Por eso comprendemos que Abraham, tras escuchar la promesa que Dios le hacía de darle descendencia y tierra, replicara: “Señor, ¿cómo sabré que voy a poseerla?” [1]. Quizá, nos preguntemos lo mismo: ¿Cómo saber que, si pesar de las penas y dificultades vivimos amando como Dios pide, de verdad alcanzaremos la eternidad?
Pues hoy Dios, que es nuestra luz y salvación[2], nos responde a través de Jesús, quien, mientras oraba en el monte, cambió de aspecto, sus vestiduras se hicieron blancas y relampagueantes, y se puso a conversar con Moisés y Elías –que aparecieron de pronto– sobre la liberación plena y definitiva que nos conseguiría amando hasta dar la vida.
Así nos deja ver la meta que estamos llamados a alcanzar. “Él –explica san Pablo– transformará nuestro cuerpo miserable en un cuerpo glorioso, semejante al suyo” [3] ¡Esta es nuestra esperanza! ¡No hay otra mayor! ¡Vivir felices para siempre! “Nadie dude que recibirá la recompensa prometida –comenta san León Magno–, ya que a través del esfuerzo se llega al reposo”[4].
Así es; para llegar a esa meta maravillosa hay que hacerle caso al Padre, que nos dice: “Éste es mi Hijo; escúchenlo”. Escuchemos a Jesús, que nos habla y nos transfigura a través de su Palabra, de sus sacramentos, de la oración, de la penitencia, de los demás y de los acontecimientos ¿Y qué nos dice?
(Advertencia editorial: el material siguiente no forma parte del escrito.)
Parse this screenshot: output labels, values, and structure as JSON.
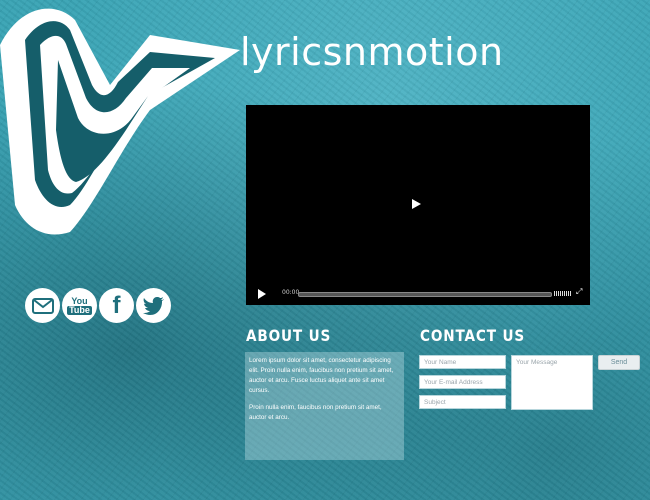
{
  "brand": {
    "name": "lyricsnmotion"
  },
  "video": {
    "time": "00:00"
  },
  "social": {
    "items": [
      {
        "icon": "email-icon",
        "label": ""
      },
      {
        "icon": "youtube-icon",
        "label": "You Tube"
      },
      {
        "icon": "facebook-icon",
        "label": "f"
      },
      {
        "icon": "twitter-icon",
        "label": ""
      }
    ]
  },
  "about": {
    "title": "ABOUT US",
    "paragraphs": [
      "Lorem ipsum dolor sit amet, consectetur adipiscing elit. Proin nulla enim, faucibus non pretium sit amet, auctor et arcu. Fusce luctus aliquet ante sit amet cursus.",
      "Proin nulla enim, faucibus non pretium sit amet, auctor et arcu."
    ]
  },
  "contact": {
    "title": "CONTACT US",
    "name_placeholder": "Your Name",
    "email_placeholder": "Your E-mail Address",
    "subject_placeholder": "Subject",
    "message_placeholder": "Your Message",
    "send_label": "Send"
  },
  "colors": {
    "background": "#3aa4b5",
    "logo": "#ffffff",
    "logo_dark": "#155e6a"
  }
}
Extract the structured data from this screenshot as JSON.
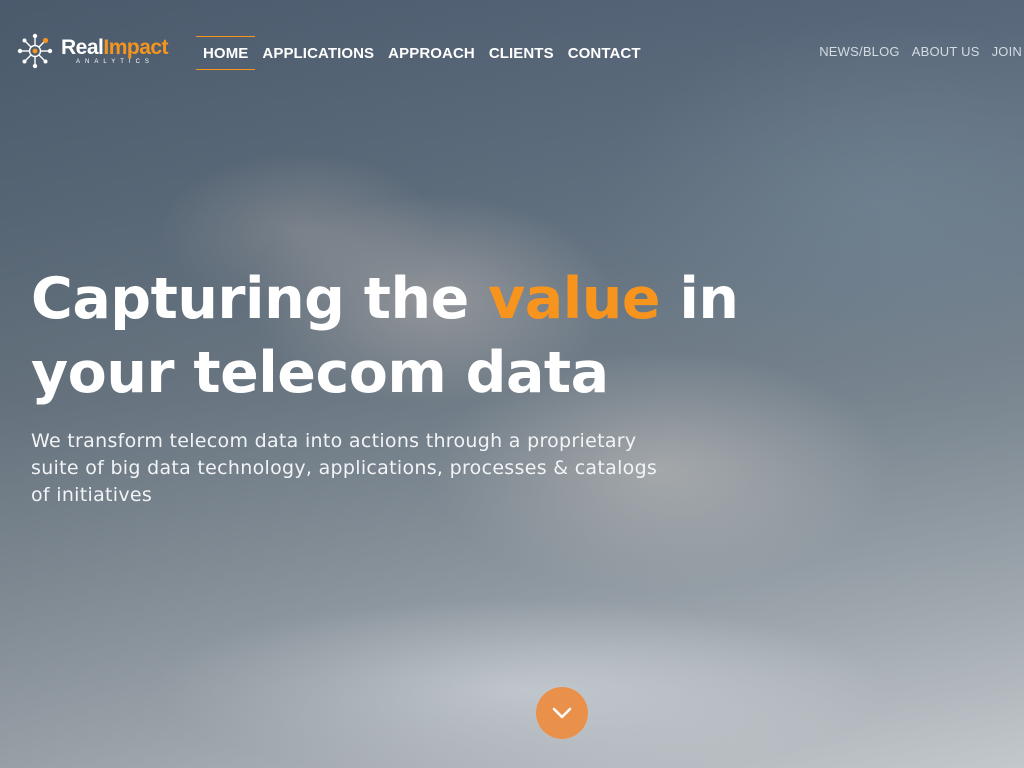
{
  "brand": {
    "name_part1": "Real",
    "name_part2": "Impact",
    "tagline": "ANALYTICS",
    "logo_icon": "network-nodes-icon",
    "accent_color": "#f7941d"
  },
  "nav": {
    "main": [
      {
        "label": "HOME",
        "active": true
      },
      {
        "label": "APPLICATIONS",
        "active": false
      },
      {
        "label": "APPROACH",
        "active": false
      },
      {
        "label": "CLIENTS",
        "active": false
      },
      {
        "label": "CONTACT",
        "active": false
      }
    ],
    "secondary": [
      {
        "label": "NEWS/BLOG"
      },
      {
        "label": "ABOUT US"
      },
      {
        "label": "JOIN"
      }
    ]
  },
  "hero": {
    "headline_before": "Capturing the ",
    "headline_highlight": "value",
    "headline_after": " in your telecom data",
    "subtext": "We transform telecom data into actions through a proprietary suite of big data technology, applications, processes & catalogs of initiatives",
    "scroll_icon": "chevron-down-icon"
  }
}
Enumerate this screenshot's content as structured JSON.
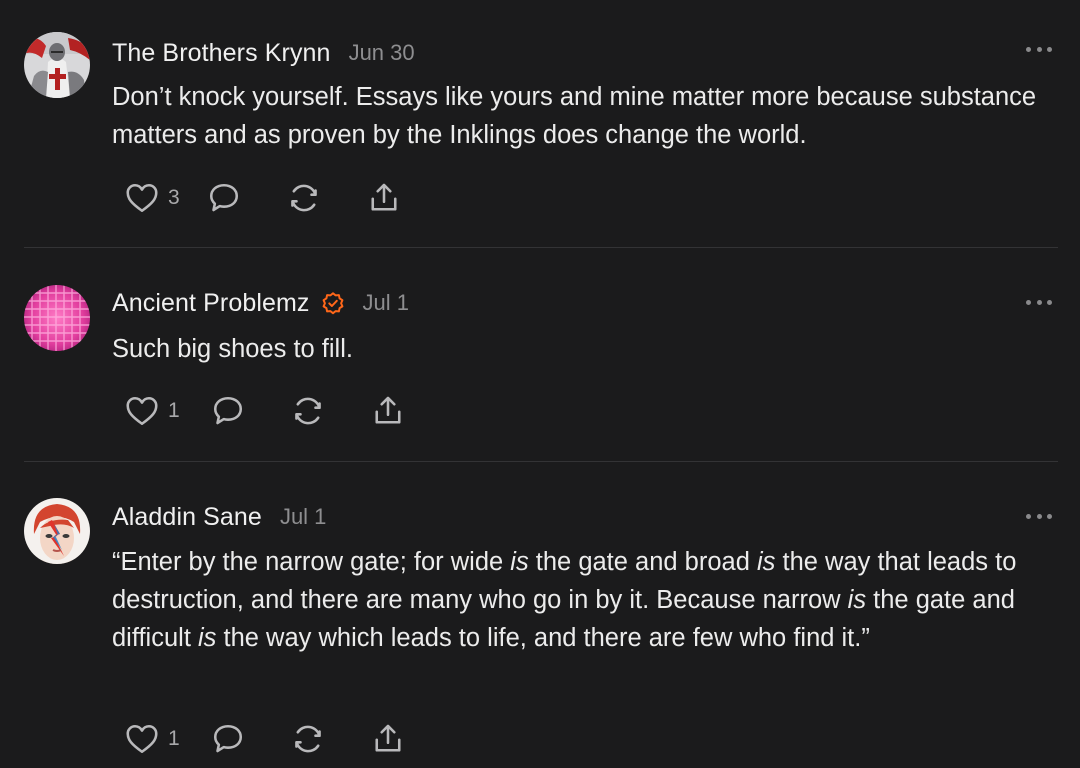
{
  "comments": [
    {
      "author": "The Brothers Krynn",
      "date": "Jun 30",
      "verified": false,
      "avatar": "knight-avatar",
      "text": "Don’t knock yourself. Essays like yours and mine matter more because substance matters and as proven by the Inklings does change the world.",
      "likes": "3"
    },
    {
      "author": "Ancient Problemz",
      "date": "Jul 1",
      "verified": true,
      "avatar": "pink-grid-avatar",
      "text": "Such big shoes to fill.",
      "likes": "1"
    },
    {
      "author": "Aladdin Sane",
      "date": "Jul 1",
      "verified": false,
      "avatar": "bowie-avatar",
      "text_parts": [
        "“Enter by the narrow gate; for wide ",
        "is",
        " the gate and broad ",
        "is",
        " the way that leads to destruction, and there are many who go in by it. Because narrow ",
        "is",
        " the gate and difficult ",
        "is",
        " the way which leads to life, and there are few who find it.”"
      ],
      "likes": "1"
    }
  ],
  "colors": {
    "background": "#1b1b1c",
    "verified_badge": "#ff6719",
    "secondary_text": "#8e8e90",
    "divider": "#333335"
  },
  "icons": {
    "like": "heart-icon",
    "reply": "comment-bubble-icon",
    "restack": "restack-icon",
    "share": "share-icon",
    "more": "more-options-icon",
    "verified": "verified-check-icon"
  }
}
Que siguiendo su ejemplo y con la fuerza del Espíritu Santo amemos a Dios y al prójimo siempre, en las buenas y en las malas.
Se trata de que, como señala el Papa, transformados por Jesús, comuniquemos a todos el amor vivificante de Dios, especialmente a quienes sufren, a cuantos se encuentran en la soledad y en el abandono, a los enfermos y a los que, en diversas partes del mundo, son humillados por la injusticia, la prepotencia y la violencia[5].
Como Jesús, transfiguremos la luz de Dios a los demás; una luz de amor que les haga sentir bien ¿Se fijaron que Pedro dijo a Jesús: “Maestro, sería bueno que nos quedáramos aquí”? ¿Porqué se lo dijo? Porque se sintió a gusto, amado y pleno en la presencia de Dios. Qué bonito sería que con nuestra forma de ser, de pensar, de hablar y de actuar hiciéramos sentir la presencia amorosa de Dios a la familia, a los vecinos, a los compañeros de escuela o de trabajo, y a cuantos tratan con nosotros.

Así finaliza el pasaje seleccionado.